The formula for the sum of an infinite geometric series is a/(1-r), where 'a' is the first term of the series and 'r' is the common ratio.
Understanding Infinite Geometric Series
An infinite geometric series is a series where each term is found by multiplying the previous term by a constant value called the common ratio. This process continues infinitely. The formula provided allows us to find a finite sum for such a series, provided the absolute value of the common ratio, |r|, is less than 1. If |r| is greater than or equal to 1, the series will not converge to a finite sum.
Formula Breakdown
Let's break down the formula:
- a: Represents the first term in the geometric series.
- r: Represents the common ratio, which is the value multiplied by each term to get the next term.
- a/(1-r): This expression calculates the sum of the infinite geometric series only when the absolute value of 'r' is less than 1 (|r| < 1). If the absolute value of 'r' is greater than or equal to 1, the series diverges and does not have a finite sum.
Practical Application
Here's how to apply the formula:
- Identify 'a': Determine the value of the first term in the series.

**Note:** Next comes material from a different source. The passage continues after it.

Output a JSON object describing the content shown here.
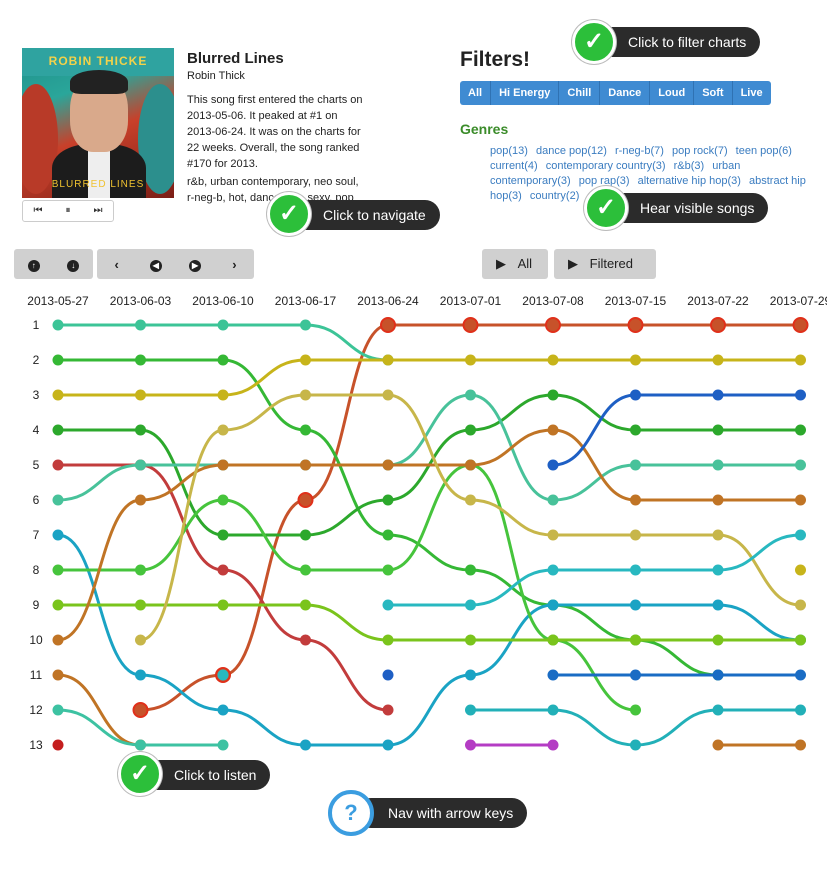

- Calculate 'r': Find the common ratio by dividing any term by the term that precedes it.
- Verify convergence: Ensure that |r| < 1. If this condition is not met, the series does not converge, and the formula cannot be applied.
- Plug into the formula: Once convergence is verified, plug the values of 'a' and 'r' into the formula: a/(1-r).
Example
Let's consider an example: 1 + 1/2 + 1/4 + 1/8 + ....
- The first term (a) is 1.
- The common ratio (r) is 1/2 (each term is half of the previous term).
- Since |1/2| < 1, the series converges.
- The sum is then 1 / (1 - 1/2) = 1 / (1/2) = 2.
Key points
- The formula is applicable only for converging infinite geometric series where the absolute value of the common ratio is less than 1.
- If |r| ≥ 1, the sum does not exist, meaning the series diverges.
- The formula provides a powerful tool for dealing with situations where infinite series have a finite sum.